I trash the contentof the pycache folder and the ‘allowed’ keyword disappear but not the error

I also try to call

torch.cuda.set_per_process_memory_fraction(1.0, None)

right after the import and now the training is starting :+1:

two days ago I had called it in my training function after some torch settings. It seem s to be the reason it was not working…

I’ll let you know in 24h at the end of the training

Thanks for confirming!

This is really weird. Does it mean you have set it to a specific limit in the past, saw the issue, removed it, and were still unable to allocate more than 4GB?
After removing the pycache (could you describe what exactly you have deleted) you are now able to allocate more than 4GB?

Actually Ihave tried to play with this limit but I have placed it after some torch settings and it was not working. I think this settings was to late in my code. its was after

# Seeds
    torch.manual_seed(SEED)
    torch.cuda.manual_seed(SEED)
    np.random.seed(SEED)
    random.seed(SEED)

    # Device
    device = ("cuda" if torch.cuda.is_available() else "cpu")

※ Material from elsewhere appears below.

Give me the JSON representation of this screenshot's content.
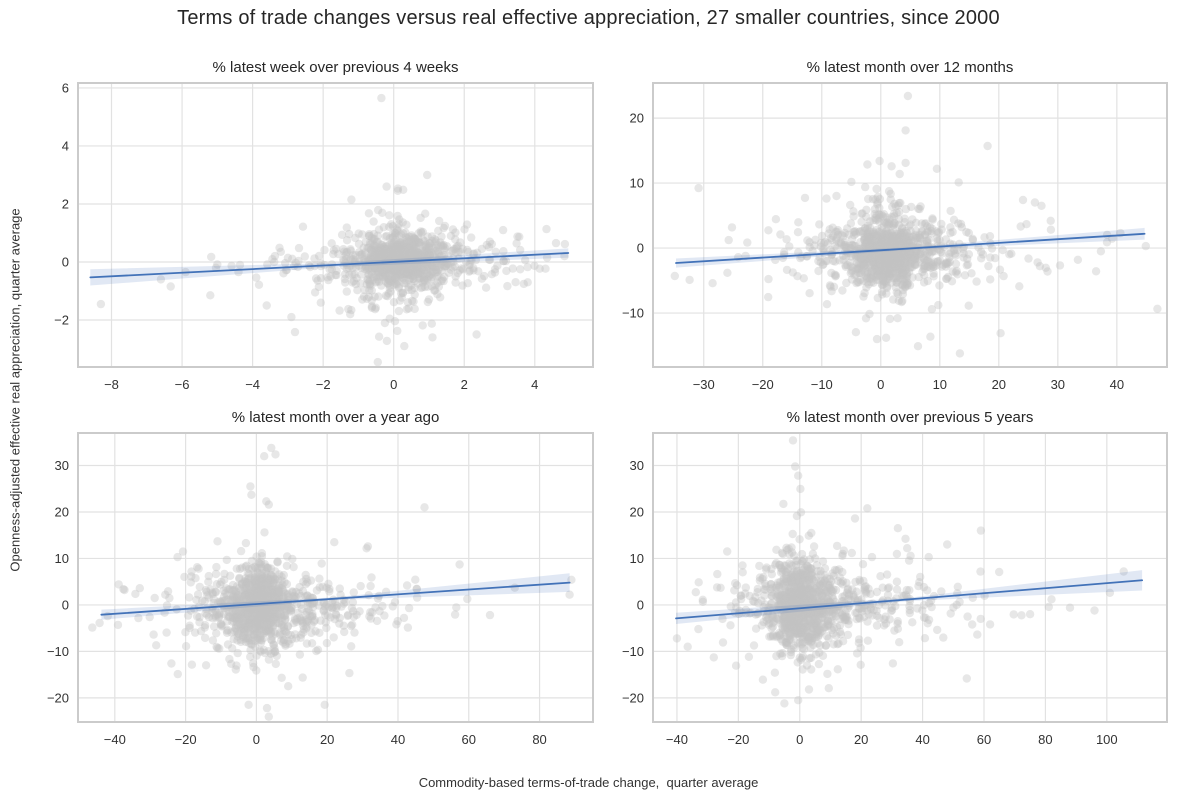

Nevertheless my training code has the OOM error without it. It was unable to allocate more than 4Gib. I have tried the torch.cuda.set_per_process_memory_fraction, but not in the right place and I gave up with that and have commented it. But when you write of that this morning I try to put that just after the import as the first setting and it works.
I never met this error with the GTX1080Ti. No need to set the torch.cuda.set_per_process_memory_fraction with this card.

In my code I import three python files with classes and functions

import vgg
import experimental
import utils

I have deleted the three files related experimental.cpython-38.pyc, vgg.cpython-38.pyc and utils.cpython-38.pyc

Actually my code is crashing again for an other reason…I will investigate

OK, let me know if you are still seeing issues disallowing you to allocate more than 4GB of memory, as this setting should not be “sticky” between runs and I would consider it a bug.
I was also experimenting with it in my setup, but wasn’t able to reproduce the issue.

As I said in a previous post I had an other error related to a memory cpuallocator error. When I search about this error I found that increasing the Pagefile size can solve this error.
And I discover that the pagefile size was set to 0 on my computer. Don’t remenber why I have done that but setting it automatically solved my memory cpuAllocator error.
And Today I also try to run my code without the

torch.cuda.set_per_process_memory_fraction(1.0, None)

And it works now. No 4GiB limitations. no OOM error
It seems that I have to have a pagefile size more than 0 to avoid this error on the Vram. I don’t know if it’s already a warning for the users of pytorch but it could be…